THE RESURGENCE of violence between Vietnam and Cambodia will have come as no surprise to those who recall the years, if not centuries, of racial and national animosity between these very different Indochinese peoples. Indeed, even before Communist forces defeated American-supported governments in the two places in 1975, there were signs that their common political ideology would not dilute their traditional hostility. On the contrary, the nationalism that each new regime had honed on American "imperialism" was there, ready and sharp, to be turned against the other.

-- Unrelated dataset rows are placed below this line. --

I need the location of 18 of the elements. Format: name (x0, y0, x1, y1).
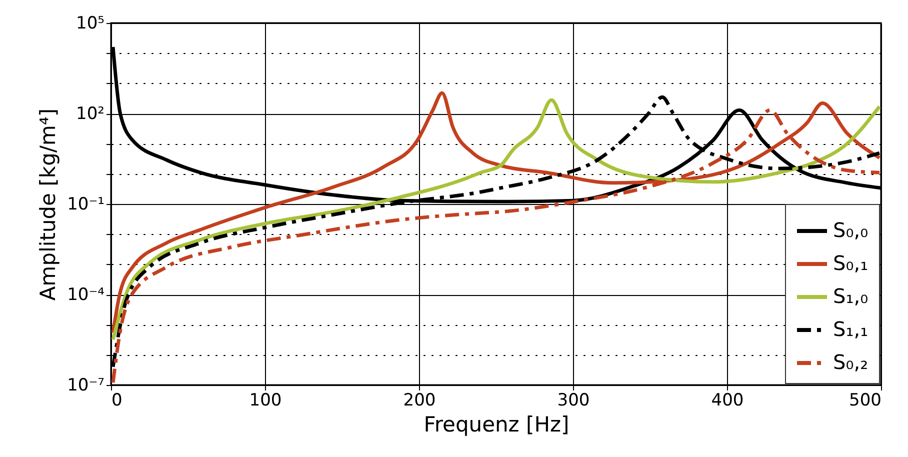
y-axis-title: Amplitude [kg/m⁴] (36, 108, 60, 301)
y-tick-label: 10⁻⁴ (67, 285, 105, 305)
x-tick-label: 200 (403, 390, 436, 410)
x-tick-label: 300 (557, 390, 590, 410)
legend-label: S₀,₀ (833, 218, 868, 242)
y-tick-label: 10⁵ (76, 14, 104, 34)
x-axis-title: Frequenz [Hz] (424, 412, 570, 436)
x-tick-label: 0 (112, 390, 122, 410)
x-tick-label: 500 (849, 390, 882, 410)
legend-label: S₀,₁ (833, 251, 868, 275)
legend-label: S₁,₀ (833, 284, 868, 308)
x-tick-label: 400 (711, 390, 744, 410)
legend-label: S₀,₂ (833, 350, 868, 374)
legend-label: S₁,₁ (833, 317, 868, 341)
y-tick-label: 10⁻¹ (67, 194, 104, 214)
y-tick-label: 10⁻⁷ (67, 376, 105, 396)
y-tick-label: 10² (76, 104, 104, 124)
x-tick-label: 100 (249, 390, 282, 410)
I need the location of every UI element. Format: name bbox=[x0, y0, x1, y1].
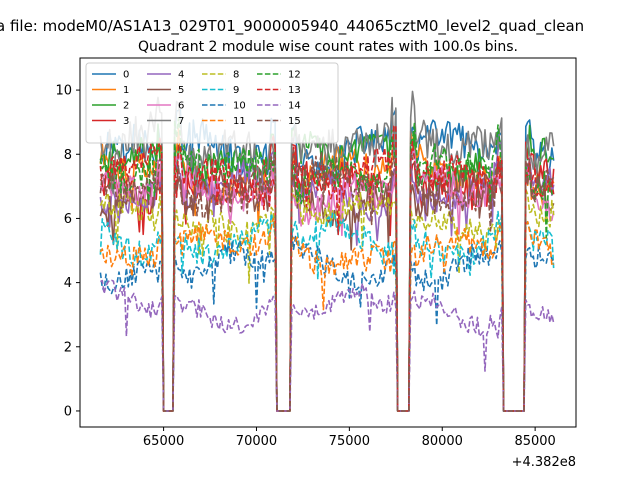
x-tick-label: 70000 bbox=[236, 434, 277, 449]
legend-label-14: 14 bbox=[288, 101, 301, 112]
legend-label-15: 15 bbox=[288, 116, 301, 127]
legend-label-1: 1 bbox=[123, 85, 129, 96]
series-line-8 bbox=[99, 186, 555, 412]
plot-frame bbox=[79, 57, 577, 428]
chart-title: Quadrant 2 module wise count rates with … bbox=[138, 39, 518, 55]
y-tick-label: 6 bbox=[64, 212, 72, 227]
legend-label-8: 8 bbox=[233, 70, 239, 81]
series-line-14 bbox=[100, 279, 555, 412]
legend-label-2: 2 bbox=[123, 101, 129, 112]
x-offset-label: +4.382e8 bbox=[512, 455, 576, 470]
x-tick-label: 80000 bbox=[422, 434, 463, 449]
legend-label-4: 4 bbox=[178, 70, 184, 81]
y-axis: 0 2 4 6 8 10 bbox=[55, 84, 80, 419]
legend-label-11: 11 bbox=[233, 116, 246, 127]
legend-label-9: 9 bbox=[233, 85, 239, 96]
y-tick-label: 4 bbox=[64, 276, 72, 291]
series-layer bbox=[99, 90, 555, 412]
y-tick-label: 8 bbox=[64, 148, 72, 163]
legend-label-13: 13 bbox=[288, 85, 301, 96]
legend-label-6: 6 bbox=[178, 101, 184, 112]
legend-label-12: 12 bbox=[288, 70, 301, 81]
x-tick-label: 75000 bbox=[329, 434, 370, 449]
series-line-6 bbox=[99, 149, 555, 412]
series-line-9 bbox=[99, 210, 555, 412]
legend-label-3: 3 bbox=[123, 116, 129, 127]
figure-suptitle: a file: modeM0/AS1A13_029T01_9000005940_… bbox=[0, 17, 584, 36]
y-tick-label: 2 bbox=[64, 340, 72, 355]
series-line-10 bbox=[99, 232, 555, 412]
legend-label-5: 5 bbox=[178, 85, 184, 96]
series-line-11 bbox=[99, 217, 555, 412]
x-tick-label: 65000 bbox=[143, 434, 184, 449]
legend-label-0: 0 bbox=[123, 70, 129, 81]
x-tick-label: 85000 bbox=[514, 434, 555, 449]
series-line-15 bbox=[99, 149, 555, 412]
y-tick-label: 10 bbox=[55, 84, 72, 99]
x-axis: 65000 70000 75000 80000 85000 bbox=[143, 427, 556, 449]
legend-label-10: 10 bbox=[233, 101, 246, 112]
legend-frame bbox=[85, 62, 339, 144]
legend-label-7: 7 bbox=[178, 116, 184, 127]
y-tick-label: 0 bbox=[64, 404, 72, 419]
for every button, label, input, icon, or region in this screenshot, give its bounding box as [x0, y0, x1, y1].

Frontier skirmishes, along a French-drawn land border and on offshore islands, broke out promptly. Efforts to ease the dispute by diplomacy failed. Last month the Vietnamese charged - credibly, in light of past Cambodian massacres - that Cambodia had committed atrocities in raids in Vietnamese soil. Hanoi, which has perhaps the fourth largest army in the world, then invaded Combodia. The Cambodians charged - credibly, in light of past Vietnamese muscling - that Vietnam wants to annex the "Parrot's Break" salient of Cambodia. Vietnam is short on food, and the Parrot's Break is fertile, it is noted. In the classic invader's style, Vietnam, after having bitten off a good hunk of its neighbor's land, appealed for talks. Cambodia wants Vietnam to withdraw first. There, for the moment, matters rest.

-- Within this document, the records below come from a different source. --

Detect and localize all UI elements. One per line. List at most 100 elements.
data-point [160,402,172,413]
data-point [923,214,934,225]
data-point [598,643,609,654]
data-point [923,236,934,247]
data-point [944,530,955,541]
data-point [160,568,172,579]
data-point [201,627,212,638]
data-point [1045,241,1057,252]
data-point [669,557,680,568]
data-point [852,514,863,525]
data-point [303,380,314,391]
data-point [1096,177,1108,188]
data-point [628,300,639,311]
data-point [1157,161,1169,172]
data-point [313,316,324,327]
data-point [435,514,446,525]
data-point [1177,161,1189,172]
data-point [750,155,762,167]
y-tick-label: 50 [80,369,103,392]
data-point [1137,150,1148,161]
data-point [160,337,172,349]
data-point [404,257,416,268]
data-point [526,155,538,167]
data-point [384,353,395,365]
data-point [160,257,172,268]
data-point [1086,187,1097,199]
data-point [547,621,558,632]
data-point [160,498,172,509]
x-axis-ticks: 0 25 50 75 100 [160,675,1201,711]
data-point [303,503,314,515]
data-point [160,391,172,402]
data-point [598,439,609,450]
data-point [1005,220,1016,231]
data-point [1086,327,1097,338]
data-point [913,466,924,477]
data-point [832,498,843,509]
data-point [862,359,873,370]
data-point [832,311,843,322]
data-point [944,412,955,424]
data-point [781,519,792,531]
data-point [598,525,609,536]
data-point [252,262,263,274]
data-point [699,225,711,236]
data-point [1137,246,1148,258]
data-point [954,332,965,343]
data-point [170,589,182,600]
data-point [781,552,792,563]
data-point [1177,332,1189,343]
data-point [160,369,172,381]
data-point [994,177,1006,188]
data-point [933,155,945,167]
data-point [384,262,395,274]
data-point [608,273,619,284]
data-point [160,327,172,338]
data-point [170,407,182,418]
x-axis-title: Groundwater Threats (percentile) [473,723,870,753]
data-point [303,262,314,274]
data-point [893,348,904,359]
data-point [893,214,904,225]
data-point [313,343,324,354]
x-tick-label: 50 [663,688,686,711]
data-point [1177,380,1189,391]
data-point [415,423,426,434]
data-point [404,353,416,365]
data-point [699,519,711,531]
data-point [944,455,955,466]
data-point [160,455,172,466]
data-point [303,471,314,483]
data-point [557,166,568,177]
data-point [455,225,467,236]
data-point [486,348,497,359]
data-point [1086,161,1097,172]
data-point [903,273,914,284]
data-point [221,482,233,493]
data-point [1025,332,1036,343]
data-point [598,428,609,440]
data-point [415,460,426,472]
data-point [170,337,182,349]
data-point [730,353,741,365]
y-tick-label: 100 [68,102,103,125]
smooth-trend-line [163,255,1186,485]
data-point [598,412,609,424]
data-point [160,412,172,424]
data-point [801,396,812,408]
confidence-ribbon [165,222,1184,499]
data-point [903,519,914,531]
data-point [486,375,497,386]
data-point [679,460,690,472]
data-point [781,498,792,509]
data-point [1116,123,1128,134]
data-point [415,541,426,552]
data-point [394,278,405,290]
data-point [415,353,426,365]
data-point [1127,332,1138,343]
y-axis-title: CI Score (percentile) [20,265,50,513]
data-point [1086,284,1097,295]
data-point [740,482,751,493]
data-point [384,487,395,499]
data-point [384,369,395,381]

It would take a very mean-spirited observer, not to say an irresponsible one, to urge on these two war-weary Communist regimes in a war against each other. But that is not to say that the United States, with its own particular history in Indochina and with no diplomatic ties with either country, is in much of a position to offer advice, warnings, good offices or what have you. China, which enjoys high standing in Cambodia, and Russia, which enjoys it in Vietnam, may both be better situated to mediate, if their own rivalry permits them to. More likely Vietnam and Cambodia will have to come to terms themselves. The Communist governments inherited power in their countries, and history, too.